Mais les marges de raffinage de la société en Europe, qui s'étaient en partie redressées l'an dernier, sont reparties à la baisse fin 2012. A contrario, outre-Atlantique, elles se sont envolées dopant les résultats d'Exxon Mobil.

Les investisseurs s'inquiètent aussi car certains marchés du groupe français, annoncés comme prometteurs, s'avèrent pour l'instant décevants.

L'extraction du gaz de schiste à grande échelle aux Etats-Unis y a fait dégringoler les cours du gaz naturel, remettant en cause la rentabilité des projets de Total, qui avait investi au prix fort sur ce marché, sans anticiper ce retournement. L'entreprise a d'ailleurs annoncé qu'elle allait donner un coup de frein à ses investissements dans cette branche.

"La désaffection des investisseurs vient surtout du fait que la société a vu sa production de barils de pétrole stagner voire reculer ces dernières années", note Joffrey Ouafqa chez Convictions AM.

La production 2012 devrait être légèrement inférieure à 2011, a averti la société. "Total a en effet vécu une année très difficile avec la fuite de gaz en mars sur le gisement d'Elgin", en mer du Nord, rappelle Renaud Murail chez Barclays Bourse.

L'entreprise a également été pénalisée par une fuite sur un puits au Nigeria et les sabotages à répétition d'un gazoduc qu'il coexploite au Yémen.
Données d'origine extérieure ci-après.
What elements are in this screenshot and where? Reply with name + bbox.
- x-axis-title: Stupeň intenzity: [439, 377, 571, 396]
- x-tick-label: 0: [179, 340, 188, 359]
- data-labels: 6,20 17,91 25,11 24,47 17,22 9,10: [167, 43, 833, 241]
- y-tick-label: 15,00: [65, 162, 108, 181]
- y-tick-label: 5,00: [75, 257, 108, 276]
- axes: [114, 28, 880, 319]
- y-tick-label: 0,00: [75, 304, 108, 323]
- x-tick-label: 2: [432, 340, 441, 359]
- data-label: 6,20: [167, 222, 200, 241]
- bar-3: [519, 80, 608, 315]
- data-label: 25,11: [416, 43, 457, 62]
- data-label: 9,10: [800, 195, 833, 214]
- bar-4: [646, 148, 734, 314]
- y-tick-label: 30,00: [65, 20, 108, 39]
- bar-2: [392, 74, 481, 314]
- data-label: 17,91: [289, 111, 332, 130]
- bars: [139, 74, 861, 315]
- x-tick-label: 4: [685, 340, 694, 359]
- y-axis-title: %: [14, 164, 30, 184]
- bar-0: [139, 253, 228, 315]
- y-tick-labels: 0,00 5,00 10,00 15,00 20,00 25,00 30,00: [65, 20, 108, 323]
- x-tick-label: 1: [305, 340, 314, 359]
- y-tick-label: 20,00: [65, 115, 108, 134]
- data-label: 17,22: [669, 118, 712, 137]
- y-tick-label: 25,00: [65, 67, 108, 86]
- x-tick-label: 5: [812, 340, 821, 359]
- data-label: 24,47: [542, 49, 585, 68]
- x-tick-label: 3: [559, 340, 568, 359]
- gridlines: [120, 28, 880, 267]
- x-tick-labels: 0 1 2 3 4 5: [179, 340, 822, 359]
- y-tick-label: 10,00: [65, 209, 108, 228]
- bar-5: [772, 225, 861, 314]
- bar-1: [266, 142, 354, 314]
En septembre dernier, le groupe s'est fixé pour objectif de porter sa production d'hydrocarbures à 3 millions de barils par jour d'ici 2017, soit une hausse d'environ 28% par rapport à 2011. "La société, qui ne nous a pas habitué à respecter ses objectifs de production, va-t-elle tenir cet engagement ambitieux ?", s'interroge M. Murail.

Pour tenter d'y parvenir, Total, longtemps considérée comme "une belle endormie" réticente à explorer de nouveaux gisements, pratique désormais une politique plus volontariste, s'intéressant à des zones difficiles d'accès.

Politique volontariste

Elle vient ainsi de se lancer dans l'exploration au large de Chypre, après une entrée remarquée l'an dernier au Kurdistan irakien.

"La stratégie et la culture d'entreprise du groupe sont en pleine mutation. Total a augmenté son budget d'exploration 2012 de 20% par rapport à 2011", relève Irène Himona, analyste à la Société Générale.

Résultat, le groupe a récemment découvert du pétrole dans le Golfe du Mexique et au large de la Norvège. "Mais les retours sur investissement ne sont pas à attendre avant fin 2014 et ces opérations coûtent cher", souligne Ouafqa.

Financement des recherches

Pour les financer, "Total, qui ne souhaite pas remettre en cause sa politique de dividende généreuse, doit avoir un programme de cessions important pour reconquérir les investisseurs", ajoute-t-il.

La société veut ainsi céder 15 à 20 milliards de dollars d'actifs entre 2012 et 2014. Elle a soldé l'an dernier sa participation dans le laboratoire Sanofi, est en passe de vendre sa filiale française de gazoducs TIGF pour 2,4 milliards d'euros à un consortium mené par EDF et négocie la cession de son activité européenne de fertilisants.